Marco Alberti, Sales Manager at GF Piping Systems Italy, said, “Challenges include unstable pressure due to rapid changes in consumption, and high- pressure differences across valves.”

GF introduced NeoFlow, a polymer pressure-regulating valve, to the company two years ago in Reggio Emilia, with the experts from IRETI particularly impressed by its simplicity and innovative design.

They later participated in a pilot at an independent, certified laboratory in Nantes, France, which enabled them to see the product in action and its capabilities, including precise and stable flow control.

IRETI has now been using the GF pressure valves in its water network for a year, finding that the enhanced pressure stability guarantees consistent and reliable water distribution for both day and night, and reduces mechanical stresses caused by pressure variation.

Antonio Gualtieri, Technical Manager for Water Leakage Detection at IRETI, confirms its effectiveness. “Thanks to pressure management, we have been able to achieve a 63 per cent reduction in pipe bursts,” Mr Gualtieri said.

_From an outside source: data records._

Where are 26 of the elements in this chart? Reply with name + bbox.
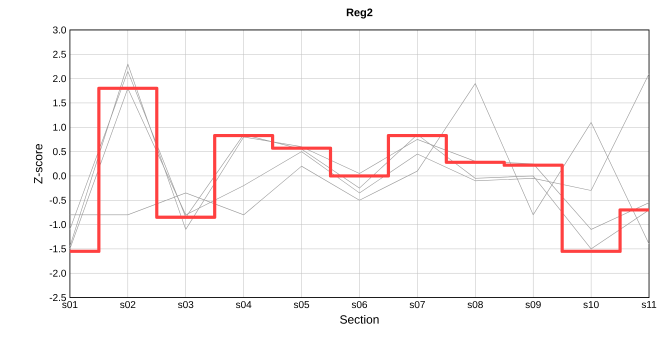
x-tick-label: s08 [468,300,483,308]
x-tick-label: s07 [410,300,425,308]
x-tick-label: s10 [583,300,599,308]
x-tick-label: s01 [62,300,78,308]
x-tick-label: s02 [120,300,136,308]
y-tick-label: 0.0 [52,172,66,180]
x-tick-label: s03 [178,300,194,308]
chart-title: Reg2 [346,8,372,18]
x-axis-title: Section [340,314,379,324]
x-tick-label: s06 [352,300,368,308]
y-tick-label: -2.5 [50,294,66,301]
y-tick-label: 0.5 [52,148,66,155]
y-tick-label: -1.0 [50,220,66,228]
x-tick-label: s09 [525,300,541,308]
y-tick-label: 3.0 [52,26,66,34]
y-tick-label: -2.0 [50,269,66,277]
x-tick-label: s05 [294,300,310,308]
y-tick-label: 1.0 [53,124,66,131]
x-tick-label: s11 [642,300,656,308]
y-axis-title: Z-score [34,144,42,184]
y-tick-label: -0.5 [50,196,66,204]
x-tick-label: s04 [236,300,252,308]
y-tick-label: 2.5 [53,50,66,58]
y-tick-label: 1.5 [53,99,66,106]
y-tick-label: 2.0 [53,74,66,82]
y-tick-label: -1.5 [50,245,66,252]
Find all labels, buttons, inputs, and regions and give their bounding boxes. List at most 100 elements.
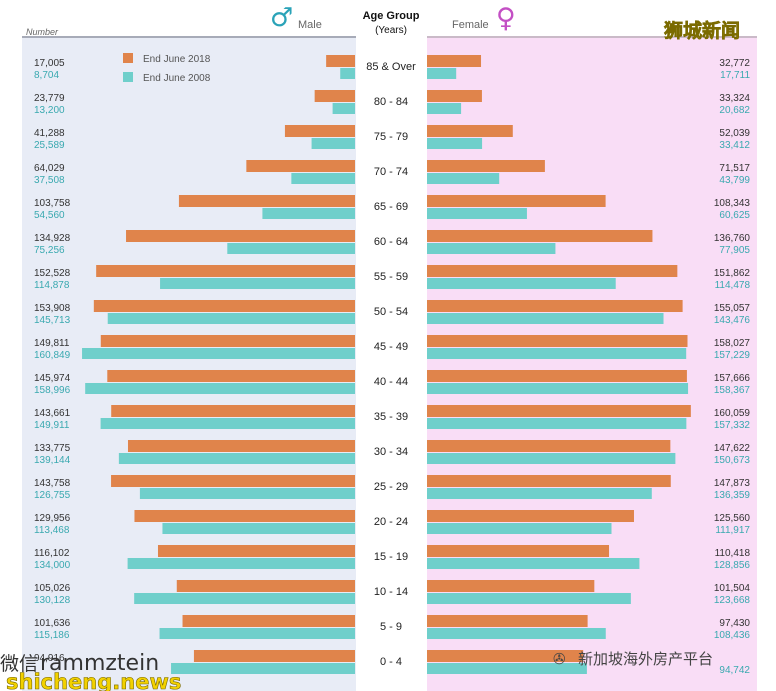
female-value-2008: 20,682 <box>719 105 750 116</box>
bar-male-2018 <box>96 265 355 277</box>
female-value-2018: 108,343 <box>714 198 751 209</box>
age-group-label: 65 - 69 <box>374 201 408 213</box>
bar-female-2018 <box>427 650 584 662</box>
female-value-2008: 143,476 <box>714 315 751 326</box>
bar-female-2018 <box>427 405 691 417</box>
bar-female-2018 <box>427 510 634 522</box>
male-symbol-icon: ♂ <box>270 3 293 33</box>
bar-male-2018 <box>326 55 355 67</box>
age-group-label: 80 - 84 <box>374 96 408 108</box>
male-value-2008: 158,996 <box>34 385 71 396</box>
watermark-rammztein: rammztein <box>40 651 159 676</box>
female-value-2008: 111,917 <box>715 525 750 536</box>
male-value-2018: 105,026 <box>34 583 71 594</box>
age-group-label: 20 - 24 <box>374 516 408 528</box>
male-label: Male <box>298 19 322 31</box>
female-value-2018: 158,027 <box>714 338 751 349</box>
bar-female-2008 <box>427 453 676 464</box>
female-value-2008: 123,668 <box>714 595 751 606</box>
bar-female-2018 <box>427 475 671 487</box>
bar-female-2018 <box>427 580 595 592</box>
bar-female-2008 <box>427 628 606 639</box>
female-value-2018: 151,862 <box>714 268 751 279</box>
bar-male-2018 <box>182 615 355 627</box>
bar-male-2018 <box>176 580 355 592</box>
female-value-2008: 60,625 <box>719 210 750 221</box>
male-value-2008: 134,000 <box>34 560 71 571</box>
bar-male-2018 <box>127 440 355 452</box>
bar-female-2018 <box>427 90 482 102</box>
age-group-label: 70 - 74 <box>374 166 408 178</box>
bar-female-2018 <box>427 440 671 452</box>
female-value-2018: 71,517 <box>719 163 750 174</box>
male-value-2008: 8,704 <box>34 70 59 81</box>
bar-male-2008 <box>162 523 355 534</box>
female-value-2018: 136,760 <box>714 233 751 244</box>
age-group-label: 15 - 19 <box>374 551 408 563</box>
legend-label-2018: End June 2018 <box>143 54 211 65</box>
bar-female-2008 <box>427 418 687 429</box>
bar-female-2008 <box>427 208 527 219</box>
bar-male-2018 <box>107 370 355 382</box>
bar-female-2018 <box>427 230 653 242</box>
female-value-2018: 110,418 <box>715 548 751 559</box>
male-value-2018: 143,758 <box>34 478 71 489</box>
watermark-wechat: 微信 <box>0 653 38 675</box>
watermark-bottom-right: 新加坡海外房产平台 <box>578 650 713 668</box>
male-value-2018: 41,288 <box>34 128 65 139</box>
male-value-2008: 37,508 <box>34 175 65 186</box>
bar-male-2008 <box>332 103 355 114</box>
bar-female-2008 <box>427 593 631 604</box>
bar-male-2018 <box>284 125 355 137</box>
female-value-2008: 157,332 <box>714 420 751 431</box>
legend-label-2008: End June 2008 <box>143 73 211 84</box>
female-value-2018: 33,324 <box>719 93 750 104</box>
bar-male-2018 <box>100 335 356 347</box>
bar-male-2018 <box>134 510 355 522</box>
female-value-2008: 33,412 <box>719 140 750 151</box>
male-value-2018: 116,102 <box>34 548 70 559</box>
bar-male-2018 <box>178 195 355 207</box>
bar-male-2008 <box>340 68 355 79</box>
bar-female-2018 <box>427 545 610 557</box>
bar-female-2008 <box>427 313 664 324</box>
bar-female-2008 <box>427 348 687 359</box>
male-value-2008: 115,186 <box>34 630 70 641</box>
age-group-label: 35 - 39 <box>374 411 408 423</box>
female-value-2018: 52,039 <box>719 128 750 139</box>
female-value-2018: 101,504 <box>714 583 751 594</box>
age-group-label: 10 - 14 <box>374 586 408 598</box>
age-group-label: 55 - 59 <box>374 271 408 283</box>
bar-female-2008 <box>427 103 462 114</box>
female-value-2018: 147,873 <box>714 478 751 489</box>
bar-male-2018 <box>126 230 355 242</box>
bar-female-2018 <box>427 335 688 347</box>
bar-female-2018 <box>427 160 545 172</box>
male-value-2018: 149,811 <box>34 338 70 349</box>
female-value-2008: 158,367 <box>714 385 751 396</box>
bar-female-2008 <box>427 558 640 569</box>
bar-male-2018 <box>111 405 355 417</box>
age-group-label: 5 - 9 <box>380 621 402 633</box>
male-value-2018: 153,908 <box>34 303 71 314</box>
male-value-2018: 101,636 <box>34 618 71 629</box>
age-group-label: 60 - 64 <box>374 236 408 248</box>
bar-male-2008 <box>82 348 355 359</box>
bar-male-2018 <box>157 545 355 557</box>
age-group-label: 75 - 79 <box>374 131 408 143</box>
male-value-2008: 126,755 <box>34 490 71 501</box>
male-value-2018: 103,758 <box>34 198 71 209</box>
bar-male-2008 <box>171 663 355 674</box>
bar-male-2008 <box>160 278 355 289</box>
bar-female-2008 <box>427 488 652 499</box>
bar-female-2018 <box>427 195 606 207</box>
bar-female-2008 <box>427 278 616 289</box>
age-group-label: 85 & Over <box>366 61 416 73</box>
age-group-label: 25 - 29 <box>374 481 408 493</box>
female-value-2018: 155,057 <box>714 303 751 314</box>
watermark-top-right: 狮城新闻 <box>664 19 740 42</box>
bar-male-2018 <box>246 160 355 172</box>
male-value-2018: 145,974 <box>34 373 71 384</box>
bar-male-2008 <box>159 628 355 639</box>
age-group-label: 50 - 54 <box>374 306 408 318</box>
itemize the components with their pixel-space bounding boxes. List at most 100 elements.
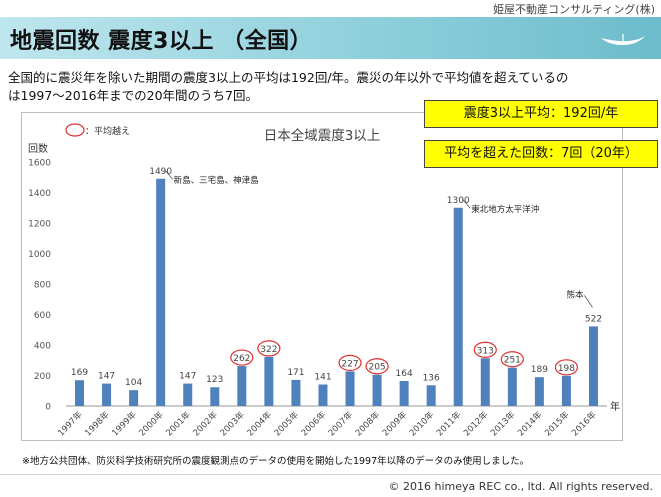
bar-2008年 [372,374,382,406]
page-title: 地震回数 震度3以上 （全国） [10,29,313,54]
above-average-circle [473,341,497,358]
data-label: 147 [98,372,115,382]
data-label: 322 [260,345,277,355]
x-tick-label: 2004年 [245,409,274,438]
x-tick-label: 2001年 [164,409,193,438]
x-tick-label: 1999年 [110,409,139,438]
y-tick-label: 0 [45,403,51,413]
legend-circle-icon [65,123,85,137]
x-tick-label: 2003年 [218,409,247,438]
x-tick-label: 2012年 [461,409,490,438]
data-label: 169 [71,368,88,378]
annotation-label: 東北地方太平洋沖 [471,204,539,215]
average-callout: 震度3以上平均：192回/年 [424,100,658,128]
annotation-leader-line [584,295,593,308]
x-tick-label: 1998年 [83,409,112,438]
description-line-1: 全国的に震災年を除いた期間の震度3以上の平均は192回/年。震災の年以外で平均値… [8,70,569,85]
data-label: 147 [179,372,196,382]
data-label: 198 [558,364,575,374]
data-label: 313 [477,346,494,356]
x-tick-label: 2016年 [570,409,599,438]
data-label: 123 [206,375,223,385]
x-tick-label: 2002年 [191,409,220,438]
bar-2007年 [345,371,355,406]
description: 全国的に震災年を除いた期間の震度3以上の平均は192回/年。震災の年以外で平均値… [8,69,658,105]
data-label: 227 [341,359,358,369]
copyright: © 2016 himeya REC co., ltd. All rights r… [388,480,653,493]
x-axis-label: 年 [610,400,620,413]
x-tick-label: 2010年 [407,409,436,438]
annotation-leader-line [164,169,173,180]
y-tick-label: 400 [34,342,51,352]
data-label: 189 [531,365,548,375]
boat-logo-icon [601,34,645,45]
footnote: ※地方公共団体、防災科学技術研究所の震度観測点のデータの使用を開始した1997年… [22,456,530,467]
bar-2014年 [534,377,544,406]
x-tick-label: 2015年 [542,409,571,438]
y-tick-label: 1200 [28,220,51,230]
bar-2000年 [156,178,166,406]
legend-label: ：平均越え [85,125,130,137]
above-average-circle [500,351,524,368]
bar-2015年 [561,375,571,406]
annotation-label: 新島、三宅島、神津島 [174,175,260,186]
footer-divider [0,474,661,475]
bar-2009年 [399,380,409,406]
data-label: 104 [125,378,142,388]
bar-1998年 [102,383,112,406]
bar-2002年 [210,387,220,406]
data-label: 251 [504,356,521,366]
annotation-label: 熊本 [566,289,584,300]
description-line-2: は1997～2016年までの20年間のうち7回。 [8,88,258,103]
bar-2012年 [480,358,490,406]
bar-2003年 [237,366,247,406]
x-tick-label: 2008年 [353,409,382,438]
bar-2010年 [426,385,436,406]
data-label: 136 [423,373,440,383]
above-average-circle [230,349,254,366]
bar-2005年 [291,379,301,406]
bar-2016年 [588,326,598,406]
x-tick-label: 2000年 [137,409,166,438]
data-label: 164 [396,369,413,379]
above-average-circle [257,340,281,357]
data-label: 205 [368,363,385,373]
x-tick-label: 2011年 [434,409,463,438]
bar-2006年 [318,384,328,406]
x-tick-label: 1997年 [56,409,85,438]
x-tick-label: 2007年 [326,409,355,438]
data-label: 1300 [447,196,470,206]
above-average-circle [554,359,579,376]
x-tick-label: 2005年 [272,409,301,438]
x-tick-label: 2006年 [299,409,328,438]
bar-1997年 [75,380,85,406]
bar-1999年 [129,390,139,406]
above-average-circle [338,354,362,371]
y-axis-label: 回数 [28,142,48,155]
y-tick-label: 600 [34,311,51,321]
chart-title: 日本全域震度3以上 [264,127,381,144]
y-tick-label: 800 [34,281,51,291]
y-tick-label: 200 [34,372,51,382]
title-bar: 地震回数 震度3以上 （全国） [0,17,661,59]
y-tick-label: 1400 [28,189,51,199]
data-label: 171 [287,368,304,378]
bar-2011年 [453,207,463,406]
annotation-leader-line [461,198,471,209]
x-tick-label: 2014年 [515,409,544,438]
x-tick-label: 2013年 [488,409,517,438]
above-average-circle [365,358,389,375]
bar-2013年 [507,367,517,406]
company-name: 姫屋不動産コンサルティング(株) [493,3,655,16]
bar-2004年 [264,356,274,406]
data-label: 522 [585,314,602,324]
y-tick-label: 1000 [28,250,51,260]
y-tick-label: 1600 [28,159,51,169]
data-label: 262 [233,354,250,364]
chart-frame: 日本全域震度3以上 ：平均越え回数 0 200 400 600 800 1000 1200 140… [21,112,623,441]
data-label: 141 [314,372,331,382]
above-average-callout: 平均を超えた回数：7回（20年） [424,140,658,168]
data-label: 1490 [149,167,172,177]
x-tick-label: 2009年 [380,409,409,438]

The light and compact design makes the neoflow easy to install.

Solving problems through innovation

The NeoFlow PRV has a simple axial flow design with a lightweight, corrosion-free polymer body, and is less prone to cavitation damage.

The NeoFlow has only three primary components (with no actuator stem or diaphragm) and a single moving part, with these innovative features ensuring high reliability and a longer operational lifetime.

Polymer valves are also significantly easier and more cost-efficient to install and maintain than metal valves, which can fail if not regularly maintained. In addition, the space savings achieved with the compact design can be utilised to install instruments such as flow meters without modifying existing pipework.